# Pendamodium



## dustmaker (May 18, 2009)

Well heck, here's a few more from the weekend. The first is a black walnut slimline...I posted this one a while back, but didn't like the finish, so disassembled and refinished on the lathe. 

Second is also black walnut, but ultra cigar. The picture does not do this pen justice...the darker wood is harder to photograph and I am still experimenting with this.

Third up is a maple burl sierra. I really like the burl wood for pens :laugh:.

Next is a tuplipwood Click. An interesting species. I like the red grain.

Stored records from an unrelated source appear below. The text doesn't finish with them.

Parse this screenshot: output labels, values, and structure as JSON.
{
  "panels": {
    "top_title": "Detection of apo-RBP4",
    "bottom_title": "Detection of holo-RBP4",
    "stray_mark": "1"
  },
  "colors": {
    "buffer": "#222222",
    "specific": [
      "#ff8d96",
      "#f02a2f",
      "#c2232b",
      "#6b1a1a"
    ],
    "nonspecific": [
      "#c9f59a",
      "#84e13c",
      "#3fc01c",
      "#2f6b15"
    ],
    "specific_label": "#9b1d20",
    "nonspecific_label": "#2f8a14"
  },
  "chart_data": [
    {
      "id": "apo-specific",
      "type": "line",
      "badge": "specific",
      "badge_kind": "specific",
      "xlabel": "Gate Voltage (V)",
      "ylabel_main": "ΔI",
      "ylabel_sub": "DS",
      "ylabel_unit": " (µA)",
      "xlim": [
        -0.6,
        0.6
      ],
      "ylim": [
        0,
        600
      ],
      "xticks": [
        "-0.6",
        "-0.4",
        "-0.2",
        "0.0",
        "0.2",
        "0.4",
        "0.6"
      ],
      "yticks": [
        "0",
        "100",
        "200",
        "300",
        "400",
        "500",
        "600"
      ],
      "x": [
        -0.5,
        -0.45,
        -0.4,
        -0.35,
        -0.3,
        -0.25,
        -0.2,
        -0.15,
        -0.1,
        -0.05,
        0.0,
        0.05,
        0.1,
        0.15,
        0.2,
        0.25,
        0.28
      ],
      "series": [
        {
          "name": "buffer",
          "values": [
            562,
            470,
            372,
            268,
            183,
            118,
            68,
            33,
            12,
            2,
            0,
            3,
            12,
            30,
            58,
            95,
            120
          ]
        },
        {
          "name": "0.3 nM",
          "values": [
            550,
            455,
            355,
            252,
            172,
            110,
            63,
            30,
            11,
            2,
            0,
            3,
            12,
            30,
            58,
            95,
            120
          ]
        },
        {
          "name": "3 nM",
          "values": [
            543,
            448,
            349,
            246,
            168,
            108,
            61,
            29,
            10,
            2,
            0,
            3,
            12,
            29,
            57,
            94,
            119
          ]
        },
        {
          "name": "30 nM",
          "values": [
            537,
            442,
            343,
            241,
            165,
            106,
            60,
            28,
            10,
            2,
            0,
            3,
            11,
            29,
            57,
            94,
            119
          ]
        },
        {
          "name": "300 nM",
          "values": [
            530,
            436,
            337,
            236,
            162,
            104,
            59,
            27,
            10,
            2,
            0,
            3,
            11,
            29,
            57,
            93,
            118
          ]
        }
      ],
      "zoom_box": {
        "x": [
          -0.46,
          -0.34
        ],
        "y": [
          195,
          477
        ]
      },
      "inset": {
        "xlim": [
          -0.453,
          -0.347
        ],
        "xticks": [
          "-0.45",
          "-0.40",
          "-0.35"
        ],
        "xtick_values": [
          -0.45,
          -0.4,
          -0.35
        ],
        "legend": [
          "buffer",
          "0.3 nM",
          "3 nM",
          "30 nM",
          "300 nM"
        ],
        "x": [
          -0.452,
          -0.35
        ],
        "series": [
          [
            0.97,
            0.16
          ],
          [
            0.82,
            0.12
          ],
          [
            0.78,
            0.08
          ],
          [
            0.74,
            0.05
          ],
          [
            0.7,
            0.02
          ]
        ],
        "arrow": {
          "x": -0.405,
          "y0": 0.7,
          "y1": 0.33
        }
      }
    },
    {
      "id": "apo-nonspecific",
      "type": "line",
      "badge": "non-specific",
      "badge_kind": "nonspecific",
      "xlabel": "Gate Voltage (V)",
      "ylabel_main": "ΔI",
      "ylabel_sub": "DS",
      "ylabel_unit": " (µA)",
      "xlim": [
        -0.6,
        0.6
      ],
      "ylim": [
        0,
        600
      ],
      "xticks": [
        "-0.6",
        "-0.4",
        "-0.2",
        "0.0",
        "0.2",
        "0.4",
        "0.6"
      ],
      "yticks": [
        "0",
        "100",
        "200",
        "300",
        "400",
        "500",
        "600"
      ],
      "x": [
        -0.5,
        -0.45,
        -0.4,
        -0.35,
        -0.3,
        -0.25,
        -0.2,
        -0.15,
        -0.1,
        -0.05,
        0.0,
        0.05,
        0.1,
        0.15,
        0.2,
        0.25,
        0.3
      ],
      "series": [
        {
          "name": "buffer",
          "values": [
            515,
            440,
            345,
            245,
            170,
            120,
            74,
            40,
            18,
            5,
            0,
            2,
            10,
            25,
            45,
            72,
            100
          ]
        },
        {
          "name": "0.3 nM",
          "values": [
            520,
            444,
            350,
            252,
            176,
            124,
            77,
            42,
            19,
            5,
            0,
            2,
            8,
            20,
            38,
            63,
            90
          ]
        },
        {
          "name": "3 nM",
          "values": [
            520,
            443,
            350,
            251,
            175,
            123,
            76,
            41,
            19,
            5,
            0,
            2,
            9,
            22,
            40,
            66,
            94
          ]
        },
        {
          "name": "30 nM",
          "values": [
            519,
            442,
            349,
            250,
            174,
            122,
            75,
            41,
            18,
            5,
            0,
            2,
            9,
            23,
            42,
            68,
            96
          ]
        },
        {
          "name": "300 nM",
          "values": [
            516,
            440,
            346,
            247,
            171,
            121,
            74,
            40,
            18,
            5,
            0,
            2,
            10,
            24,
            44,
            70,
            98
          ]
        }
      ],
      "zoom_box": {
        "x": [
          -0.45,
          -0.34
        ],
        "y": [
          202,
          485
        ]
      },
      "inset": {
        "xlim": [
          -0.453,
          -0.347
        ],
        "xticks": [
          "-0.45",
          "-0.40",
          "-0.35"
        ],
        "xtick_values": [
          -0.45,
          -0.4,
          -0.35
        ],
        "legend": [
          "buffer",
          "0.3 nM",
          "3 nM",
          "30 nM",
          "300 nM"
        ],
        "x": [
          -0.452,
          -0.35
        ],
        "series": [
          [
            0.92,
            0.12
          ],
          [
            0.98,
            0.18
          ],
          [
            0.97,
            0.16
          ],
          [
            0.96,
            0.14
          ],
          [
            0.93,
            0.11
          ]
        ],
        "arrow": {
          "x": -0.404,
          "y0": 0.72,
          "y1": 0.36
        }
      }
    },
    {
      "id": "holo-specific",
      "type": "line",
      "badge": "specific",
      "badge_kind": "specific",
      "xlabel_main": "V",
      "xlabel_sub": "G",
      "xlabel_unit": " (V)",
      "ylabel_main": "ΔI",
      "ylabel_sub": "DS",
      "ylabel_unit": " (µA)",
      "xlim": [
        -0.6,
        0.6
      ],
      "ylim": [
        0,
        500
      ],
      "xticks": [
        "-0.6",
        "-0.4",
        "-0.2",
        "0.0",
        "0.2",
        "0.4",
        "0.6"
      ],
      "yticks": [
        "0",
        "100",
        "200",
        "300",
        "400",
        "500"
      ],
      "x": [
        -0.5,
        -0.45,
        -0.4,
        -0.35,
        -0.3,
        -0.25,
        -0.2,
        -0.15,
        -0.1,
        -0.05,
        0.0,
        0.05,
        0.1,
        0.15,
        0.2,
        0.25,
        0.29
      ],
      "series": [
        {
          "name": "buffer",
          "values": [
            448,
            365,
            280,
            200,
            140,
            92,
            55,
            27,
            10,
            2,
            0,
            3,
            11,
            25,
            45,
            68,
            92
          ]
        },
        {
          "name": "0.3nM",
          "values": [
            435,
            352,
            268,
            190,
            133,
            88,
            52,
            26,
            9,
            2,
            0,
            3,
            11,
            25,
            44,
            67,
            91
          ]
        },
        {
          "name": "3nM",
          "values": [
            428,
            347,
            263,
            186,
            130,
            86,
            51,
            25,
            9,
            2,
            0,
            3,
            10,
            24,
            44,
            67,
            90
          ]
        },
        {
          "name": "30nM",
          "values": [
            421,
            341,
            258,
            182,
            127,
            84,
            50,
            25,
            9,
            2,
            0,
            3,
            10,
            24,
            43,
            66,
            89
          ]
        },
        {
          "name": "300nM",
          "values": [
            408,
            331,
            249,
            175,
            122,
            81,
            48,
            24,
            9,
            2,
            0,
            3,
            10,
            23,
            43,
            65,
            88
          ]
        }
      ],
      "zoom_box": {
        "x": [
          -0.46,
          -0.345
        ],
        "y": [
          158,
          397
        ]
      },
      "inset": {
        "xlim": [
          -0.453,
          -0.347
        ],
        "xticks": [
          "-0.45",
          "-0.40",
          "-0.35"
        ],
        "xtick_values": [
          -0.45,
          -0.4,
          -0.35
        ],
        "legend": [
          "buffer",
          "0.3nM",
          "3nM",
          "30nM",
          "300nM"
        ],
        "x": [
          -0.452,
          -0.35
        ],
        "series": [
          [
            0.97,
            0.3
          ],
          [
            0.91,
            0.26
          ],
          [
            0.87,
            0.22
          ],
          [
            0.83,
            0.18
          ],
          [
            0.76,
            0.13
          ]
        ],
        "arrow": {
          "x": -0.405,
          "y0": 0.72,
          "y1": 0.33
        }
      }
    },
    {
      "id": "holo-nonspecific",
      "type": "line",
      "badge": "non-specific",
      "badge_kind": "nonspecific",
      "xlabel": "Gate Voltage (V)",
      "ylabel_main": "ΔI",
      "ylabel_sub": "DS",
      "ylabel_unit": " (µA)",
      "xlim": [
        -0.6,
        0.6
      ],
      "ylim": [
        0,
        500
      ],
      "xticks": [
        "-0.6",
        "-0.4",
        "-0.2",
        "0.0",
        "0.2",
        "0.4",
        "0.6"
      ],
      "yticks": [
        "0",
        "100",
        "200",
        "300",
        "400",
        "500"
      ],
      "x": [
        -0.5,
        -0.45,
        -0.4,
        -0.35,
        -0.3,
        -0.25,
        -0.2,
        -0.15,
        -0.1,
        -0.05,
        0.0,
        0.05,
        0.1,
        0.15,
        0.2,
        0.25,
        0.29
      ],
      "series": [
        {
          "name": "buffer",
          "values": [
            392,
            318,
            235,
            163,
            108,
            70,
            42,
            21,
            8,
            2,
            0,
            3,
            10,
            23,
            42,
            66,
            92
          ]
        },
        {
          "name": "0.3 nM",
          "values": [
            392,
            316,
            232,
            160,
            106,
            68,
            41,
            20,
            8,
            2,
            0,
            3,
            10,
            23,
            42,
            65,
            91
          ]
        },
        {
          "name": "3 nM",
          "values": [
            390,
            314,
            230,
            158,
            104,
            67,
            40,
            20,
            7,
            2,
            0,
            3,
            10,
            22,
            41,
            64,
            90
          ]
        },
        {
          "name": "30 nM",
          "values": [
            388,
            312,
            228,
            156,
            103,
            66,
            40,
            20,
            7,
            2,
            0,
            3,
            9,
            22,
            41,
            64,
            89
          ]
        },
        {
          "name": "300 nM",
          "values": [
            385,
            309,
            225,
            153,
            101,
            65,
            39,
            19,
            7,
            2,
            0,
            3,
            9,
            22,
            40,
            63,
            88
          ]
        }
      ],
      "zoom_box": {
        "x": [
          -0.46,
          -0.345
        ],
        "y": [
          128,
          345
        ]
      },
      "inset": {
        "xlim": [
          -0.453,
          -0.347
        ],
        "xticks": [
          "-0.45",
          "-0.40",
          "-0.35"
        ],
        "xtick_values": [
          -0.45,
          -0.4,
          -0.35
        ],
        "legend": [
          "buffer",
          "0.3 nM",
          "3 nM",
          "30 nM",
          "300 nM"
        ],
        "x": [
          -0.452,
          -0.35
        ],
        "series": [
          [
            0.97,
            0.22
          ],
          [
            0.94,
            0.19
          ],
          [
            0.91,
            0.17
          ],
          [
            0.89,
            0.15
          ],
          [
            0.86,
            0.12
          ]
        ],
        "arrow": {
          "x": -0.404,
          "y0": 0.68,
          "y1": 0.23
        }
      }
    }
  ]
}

Last is an olivewood Sierra I made for my daughter. I think this one is my favorite, so I am glad it is staying in the family!

Sorry Harry, no photo shoot yet...these were already in the pipeline, but next one I do from scratch I will get some pics of the process, but it won't be terribly different than the sticky thread Bob has in the woodturning forum.


----------



## harrysin (Jan 15, 2007)

What a beautiful job Frank, I'm going to have to make some practice ones when I get back into the shed before any photo shoots so that I don't show myself up. I do look forward to future photo shoots Frank, our friendship may depend on it!


----------



## dustmaker (May 18, 2009)

Hi Harry, I look forward to seeing your next pen! And you will have photos, now that you have put such a high price on it! Thanks for commenting, I do appreciate it.


----------



## BernieW (Sep 12, 2006)

Frank those are beautiful pens. I like the last one. Olive wood is one of my favorite woods to turn next to walnut.


----------



## Bob N (Oct 12, 2004)

Beautiful pens Frank and I am with Bernie on Olivewood being my favorite turning wood.


----------



## dustmaker (May 18, 2009)

Thanks fellas. That is one aspect of pen turning I am really enjoying...being able to work with so many various wood species.


----------



## drasbell (Feb 6, 2009)

Quite beautiful and excellent work... nice !


----------



## xplorx4 (Dec 1, 2008)

Exceptional work, how would I go about getting the likes of one of those pens? 
Maybe my buddy Bob can help me out when "old lefty" gets better!!:haha::haha:


----------